O grão das contradições

Segundo as entidades do setor, em 1986 o Brasil chegou a ser auto-sustentável e se conseguiu até uma variedade diferenciada de trigo. Mas, a demanda foi maior e a necessidade de um produto com qualidade e quantidade condenou o Brasil a dependência, principalmente, da Argentina e de outros países.

“Hoje o trigo comercializado nos Estados Unidos está na faixa de 400 até 550 dólares. Na Argentina, o preço era negociado a R$ 470. O mercado está fechado e quem sofre hoje com a situação são os pequenos moinhos, principalmente, dos Estados do Paraná e Rio Grande do Sul”, afirma o presidente da ABRITRIGO.

De acordo com as entidades, o preço do trigo nacional subiu 25,55% em 2008, na comparação com o ano passado, passando de R$ 522 a tonelada para R$ 656. Em 2006, o produto custava R$ 410 a tonelada. O trigo argentino está ainda mais caro. A tonelada passou de R$ 470 em 2007, para R$ 688 em 2008, uma alta de 53,44%.

Para este ano, segundo o presidente da Associação Brasileira das Indústrias de Massas Alimentícias – ABIMA, Cláudio Zanão, não há perspectiva de redução de preço. “Não há trigo para vender. Tivemos um 2007 muito bom e esperávamos o mesmo para 2008, mas infelizmente não será assim. O que precisamos agora são de medidas para amenizar os aumentos de preços”, alerta Cláudio Zanão.
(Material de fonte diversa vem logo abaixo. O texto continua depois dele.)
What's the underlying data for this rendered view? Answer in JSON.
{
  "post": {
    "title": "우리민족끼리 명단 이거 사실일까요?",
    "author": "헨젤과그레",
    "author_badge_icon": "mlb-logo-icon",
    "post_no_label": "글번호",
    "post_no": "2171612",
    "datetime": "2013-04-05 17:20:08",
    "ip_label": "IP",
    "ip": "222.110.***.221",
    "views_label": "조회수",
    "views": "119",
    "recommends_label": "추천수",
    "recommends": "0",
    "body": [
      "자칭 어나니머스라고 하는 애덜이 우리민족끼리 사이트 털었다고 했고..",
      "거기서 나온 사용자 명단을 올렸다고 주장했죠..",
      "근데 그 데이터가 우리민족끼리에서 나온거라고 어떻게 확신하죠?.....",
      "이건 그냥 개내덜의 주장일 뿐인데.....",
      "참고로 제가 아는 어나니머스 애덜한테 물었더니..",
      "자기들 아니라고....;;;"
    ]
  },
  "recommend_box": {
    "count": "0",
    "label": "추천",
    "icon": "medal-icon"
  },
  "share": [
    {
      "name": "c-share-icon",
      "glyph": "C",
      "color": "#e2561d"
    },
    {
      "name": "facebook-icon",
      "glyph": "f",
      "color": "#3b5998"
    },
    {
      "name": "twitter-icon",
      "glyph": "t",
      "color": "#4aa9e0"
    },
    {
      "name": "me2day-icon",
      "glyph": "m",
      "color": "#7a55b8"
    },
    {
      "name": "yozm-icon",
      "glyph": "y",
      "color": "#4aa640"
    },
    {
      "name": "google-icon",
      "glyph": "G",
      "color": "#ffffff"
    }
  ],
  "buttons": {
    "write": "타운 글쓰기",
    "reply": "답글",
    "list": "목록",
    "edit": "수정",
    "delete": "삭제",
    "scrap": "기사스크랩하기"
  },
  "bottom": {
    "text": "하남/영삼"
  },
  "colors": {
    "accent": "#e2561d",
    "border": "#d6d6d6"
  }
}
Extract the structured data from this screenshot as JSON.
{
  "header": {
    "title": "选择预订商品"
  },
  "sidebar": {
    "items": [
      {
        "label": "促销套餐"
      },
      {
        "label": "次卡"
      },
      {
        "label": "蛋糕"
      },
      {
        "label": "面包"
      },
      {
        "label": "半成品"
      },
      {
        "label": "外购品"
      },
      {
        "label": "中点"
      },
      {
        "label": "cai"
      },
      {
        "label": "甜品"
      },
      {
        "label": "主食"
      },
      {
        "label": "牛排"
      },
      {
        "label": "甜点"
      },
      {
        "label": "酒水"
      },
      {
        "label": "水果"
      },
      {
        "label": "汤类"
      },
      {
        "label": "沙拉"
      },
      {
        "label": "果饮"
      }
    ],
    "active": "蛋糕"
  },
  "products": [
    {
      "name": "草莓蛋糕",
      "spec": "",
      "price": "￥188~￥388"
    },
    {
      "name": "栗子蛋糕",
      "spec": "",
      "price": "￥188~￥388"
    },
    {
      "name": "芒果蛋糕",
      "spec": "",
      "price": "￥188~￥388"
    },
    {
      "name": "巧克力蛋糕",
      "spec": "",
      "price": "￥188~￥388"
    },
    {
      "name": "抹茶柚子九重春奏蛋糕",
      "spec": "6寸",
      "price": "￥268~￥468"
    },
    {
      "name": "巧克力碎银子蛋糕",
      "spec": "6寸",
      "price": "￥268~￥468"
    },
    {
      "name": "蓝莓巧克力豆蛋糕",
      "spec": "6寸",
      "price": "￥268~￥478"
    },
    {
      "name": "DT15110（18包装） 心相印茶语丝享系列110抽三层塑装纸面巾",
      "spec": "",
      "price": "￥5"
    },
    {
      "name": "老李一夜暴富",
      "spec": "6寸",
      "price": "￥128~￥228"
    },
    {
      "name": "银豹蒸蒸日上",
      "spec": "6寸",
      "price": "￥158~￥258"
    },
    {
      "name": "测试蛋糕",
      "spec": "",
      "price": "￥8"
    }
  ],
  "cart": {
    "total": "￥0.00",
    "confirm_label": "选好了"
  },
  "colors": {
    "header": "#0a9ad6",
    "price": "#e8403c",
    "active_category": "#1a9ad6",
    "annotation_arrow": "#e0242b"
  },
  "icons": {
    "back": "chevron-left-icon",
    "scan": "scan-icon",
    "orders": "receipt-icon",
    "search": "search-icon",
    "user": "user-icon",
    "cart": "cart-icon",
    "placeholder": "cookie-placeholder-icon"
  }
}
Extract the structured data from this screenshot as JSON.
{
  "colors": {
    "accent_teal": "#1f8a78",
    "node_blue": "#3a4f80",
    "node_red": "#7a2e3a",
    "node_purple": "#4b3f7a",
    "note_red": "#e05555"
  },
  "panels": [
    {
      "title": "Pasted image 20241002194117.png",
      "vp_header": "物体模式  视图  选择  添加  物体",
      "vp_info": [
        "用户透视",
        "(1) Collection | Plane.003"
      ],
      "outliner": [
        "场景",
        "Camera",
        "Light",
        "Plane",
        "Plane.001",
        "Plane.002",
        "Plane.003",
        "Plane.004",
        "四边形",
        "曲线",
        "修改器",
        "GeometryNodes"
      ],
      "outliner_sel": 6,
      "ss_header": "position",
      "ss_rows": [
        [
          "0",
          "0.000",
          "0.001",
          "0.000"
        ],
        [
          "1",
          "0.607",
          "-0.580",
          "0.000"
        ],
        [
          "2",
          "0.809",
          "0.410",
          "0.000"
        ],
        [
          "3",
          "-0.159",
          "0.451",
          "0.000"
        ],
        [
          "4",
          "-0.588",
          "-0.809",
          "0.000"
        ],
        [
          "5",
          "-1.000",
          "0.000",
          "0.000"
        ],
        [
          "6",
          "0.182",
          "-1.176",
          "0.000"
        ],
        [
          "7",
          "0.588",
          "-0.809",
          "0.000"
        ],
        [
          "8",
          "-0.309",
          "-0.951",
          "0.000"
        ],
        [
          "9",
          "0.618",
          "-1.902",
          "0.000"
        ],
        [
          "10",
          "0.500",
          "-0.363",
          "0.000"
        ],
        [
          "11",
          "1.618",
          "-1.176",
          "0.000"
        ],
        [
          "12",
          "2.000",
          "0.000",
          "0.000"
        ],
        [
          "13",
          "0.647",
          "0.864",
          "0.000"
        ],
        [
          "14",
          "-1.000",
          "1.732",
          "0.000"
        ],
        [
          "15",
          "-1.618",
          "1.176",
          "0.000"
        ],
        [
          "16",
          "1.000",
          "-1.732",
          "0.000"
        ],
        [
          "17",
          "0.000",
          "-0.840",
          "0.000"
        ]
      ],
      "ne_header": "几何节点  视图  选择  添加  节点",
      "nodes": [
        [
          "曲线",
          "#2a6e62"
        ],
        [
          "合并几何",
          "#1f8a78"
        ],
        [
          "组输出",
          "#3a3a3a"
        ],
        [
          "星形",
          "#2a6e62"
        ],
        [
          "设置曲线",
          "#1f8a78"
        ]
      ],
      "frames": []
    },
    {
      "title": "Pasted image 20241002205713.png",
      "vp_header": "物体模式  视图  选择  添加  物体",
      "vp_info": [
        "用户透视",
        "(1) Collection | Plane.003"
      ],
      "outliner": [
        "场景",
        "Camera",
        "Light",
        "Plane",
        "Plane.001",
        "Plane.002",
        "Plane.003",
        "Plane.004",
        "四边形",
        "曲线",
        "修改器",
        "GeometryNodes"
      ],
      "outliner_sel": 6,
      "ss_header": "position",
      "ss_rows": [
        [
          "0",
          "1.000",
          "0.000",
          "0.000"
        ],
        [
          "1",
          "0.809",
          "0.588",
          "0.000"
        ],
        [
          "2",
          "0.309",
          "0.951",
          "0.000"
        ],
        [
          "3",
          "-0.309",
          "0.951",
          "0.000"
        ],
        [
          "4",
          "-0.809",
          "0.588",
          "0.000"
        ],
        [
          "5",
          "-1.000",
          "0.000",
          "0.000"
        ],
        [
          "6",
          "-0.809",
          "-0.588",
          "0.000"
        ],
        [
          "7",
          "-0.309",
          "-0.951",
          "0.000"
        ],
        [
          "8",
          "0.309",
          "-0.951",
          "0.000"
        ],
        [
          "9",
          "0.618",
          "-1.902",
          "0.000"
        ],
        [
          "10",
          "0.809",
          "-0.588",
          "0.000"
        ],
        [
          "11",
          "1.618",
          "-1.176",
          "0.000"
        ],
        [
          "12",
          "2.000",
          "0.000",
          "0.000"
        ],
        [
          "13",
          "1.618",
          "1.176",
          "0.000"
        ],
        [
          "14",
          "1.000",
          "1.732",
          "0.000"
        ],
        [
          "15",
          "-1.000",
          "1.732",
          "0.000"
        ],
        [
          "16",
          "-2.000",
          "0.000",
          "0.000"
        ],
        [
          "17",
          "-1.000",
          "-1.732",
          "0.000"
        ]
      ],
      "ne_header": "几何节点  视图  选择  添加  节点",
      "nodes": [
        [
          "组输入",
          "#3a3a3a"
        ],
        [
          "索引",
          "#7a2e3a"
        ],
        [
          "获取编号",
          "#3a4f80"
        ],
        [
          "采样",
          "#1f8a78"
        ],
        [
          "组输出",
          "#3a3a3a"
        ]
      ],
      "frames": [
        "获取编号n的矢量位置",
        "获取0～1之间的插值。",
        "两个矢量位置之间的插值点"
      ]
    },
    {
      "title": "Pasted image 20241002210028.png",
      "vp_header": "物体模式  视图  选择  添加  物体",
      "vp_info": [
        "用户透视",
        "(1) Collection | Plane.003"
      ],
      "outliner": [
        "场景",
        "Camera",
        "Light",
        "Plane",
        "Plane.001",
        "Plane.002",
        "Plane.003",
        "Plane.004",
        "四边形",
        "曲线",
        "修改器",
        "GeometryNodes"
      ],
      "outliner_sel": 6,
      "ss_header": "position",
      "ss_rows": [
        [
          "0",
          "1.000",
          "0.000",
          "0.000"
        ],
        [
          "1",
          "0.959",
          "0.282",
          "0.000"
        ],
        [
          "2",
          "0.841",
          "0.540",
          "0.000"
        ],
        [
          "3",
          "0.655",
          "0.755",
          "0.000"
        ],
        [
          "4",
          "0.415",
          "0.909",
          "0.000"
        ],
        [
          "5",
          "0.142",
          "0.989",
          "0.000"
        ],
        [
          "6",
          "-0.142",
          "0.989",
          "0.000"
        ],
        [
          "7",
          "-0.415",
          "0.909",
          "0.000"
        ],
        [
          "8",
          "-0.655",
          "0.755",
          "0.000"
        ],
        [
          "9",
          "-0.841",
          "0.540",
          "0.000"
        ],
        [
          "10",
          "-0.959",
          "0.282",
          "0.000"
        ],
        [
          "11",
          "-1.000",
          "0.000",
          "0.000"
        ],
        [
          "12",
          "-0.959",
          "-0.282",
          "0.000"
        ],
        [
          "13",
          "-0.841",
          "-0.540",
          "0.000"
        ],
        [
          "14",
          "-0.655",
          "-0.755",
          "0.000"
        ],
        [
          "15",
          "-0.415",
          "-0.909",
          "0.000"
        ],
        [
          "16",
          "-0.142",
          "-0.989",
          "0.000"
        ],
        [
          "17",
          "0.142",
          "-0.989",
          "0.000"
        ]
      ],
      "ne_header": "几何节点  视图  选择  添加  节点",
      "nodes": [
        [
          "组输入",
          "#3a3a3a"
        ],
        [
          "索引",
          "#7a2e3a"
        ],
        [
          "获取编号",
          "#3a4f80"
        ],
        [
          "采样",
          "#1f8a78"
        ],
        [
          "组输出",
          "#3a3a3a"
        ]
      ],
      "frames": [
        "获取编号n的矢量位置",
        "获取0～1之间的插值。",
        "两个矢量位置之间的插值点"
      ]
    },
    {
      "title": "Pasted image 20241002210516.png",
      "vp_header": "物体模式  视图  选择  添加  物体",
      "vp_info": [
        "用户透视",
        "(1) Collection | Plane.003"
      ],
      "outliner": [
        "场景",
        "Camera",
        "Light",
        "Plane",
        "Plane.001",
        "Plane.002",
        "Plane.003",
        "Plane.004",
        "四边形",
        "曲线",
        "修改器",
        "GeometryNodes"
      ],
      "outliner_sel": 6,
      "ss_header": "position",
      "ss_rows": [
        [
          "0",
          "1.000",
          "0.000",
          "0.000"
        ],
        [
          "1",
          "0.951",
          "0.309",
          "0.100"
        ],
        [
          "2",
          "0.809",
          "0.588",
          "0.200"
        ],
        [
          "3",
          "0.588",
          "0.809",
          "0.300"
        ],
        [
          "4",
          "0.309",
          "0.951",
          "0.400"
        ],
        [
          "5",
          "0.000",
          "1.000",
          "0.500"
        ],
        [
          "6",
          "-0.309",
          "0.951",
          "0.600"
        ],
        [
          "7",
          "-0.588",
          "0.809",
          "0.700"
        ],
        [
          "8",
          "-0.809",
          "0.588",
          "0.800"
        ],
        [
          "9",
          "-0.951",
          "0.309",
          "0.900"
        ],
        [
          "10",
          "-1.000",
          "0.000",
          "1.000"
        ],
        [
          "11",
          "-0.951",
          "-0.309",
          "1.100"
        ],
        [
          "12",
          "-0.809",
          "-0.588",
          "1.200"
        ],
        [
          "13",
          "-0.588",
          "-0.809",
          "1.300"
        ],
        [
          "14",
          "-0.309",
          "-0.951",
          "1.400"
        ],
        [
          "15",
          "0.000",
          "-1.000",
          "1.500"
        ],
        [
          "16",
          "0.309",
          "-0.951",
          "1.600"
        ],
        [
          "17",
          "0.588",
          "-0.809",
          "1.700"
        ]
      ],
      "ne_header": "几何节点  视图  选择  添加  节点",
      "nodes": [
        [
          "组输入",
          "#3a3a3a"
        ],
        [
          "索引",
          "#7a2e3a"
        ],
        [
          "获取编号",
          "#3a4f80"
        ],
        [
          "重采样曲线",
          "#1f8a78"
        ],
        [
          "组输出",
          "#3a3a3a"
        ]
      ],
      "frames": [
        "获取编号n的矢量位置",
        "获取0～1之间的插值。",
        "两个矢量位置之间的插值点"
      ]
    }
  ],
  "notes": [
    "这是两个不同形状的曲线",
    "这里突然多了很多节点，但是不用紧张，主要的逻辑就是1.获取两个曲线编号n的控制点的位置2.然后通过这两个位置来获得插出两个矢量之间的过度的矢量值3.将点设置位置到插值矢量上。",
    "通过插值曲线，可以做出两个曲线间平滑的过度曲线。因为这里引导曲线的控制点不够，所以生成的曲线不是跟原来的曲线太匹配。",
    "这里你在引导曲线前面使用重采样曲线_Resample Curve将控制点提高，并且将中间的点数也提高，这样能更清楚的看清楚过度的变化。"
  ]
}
De acordo com a ABIMA, o preço da farinha de trigo brasileira na indústria, passou de R$ 1.066 para R$ 1.312 a tonelada, entre 2007 e 2008, uma alta de 23,07%. No ano passado, o item já havia subido 19,33% na comparação com 2006. O Brasil é o segundo maior produtor mundial de biscoitos, com faturamento anual de R$ 7,41 bilhões. No setor de massas, o País é o terceiro produtor do mundo, com faturamento de R$ 4,67 bilhões. Mais em contra partida, o trigo neste momento vira o vilão da estória e tem uma estimativa que a safra brasileira chegue a quatro milhões de toneladas, no ano que vem.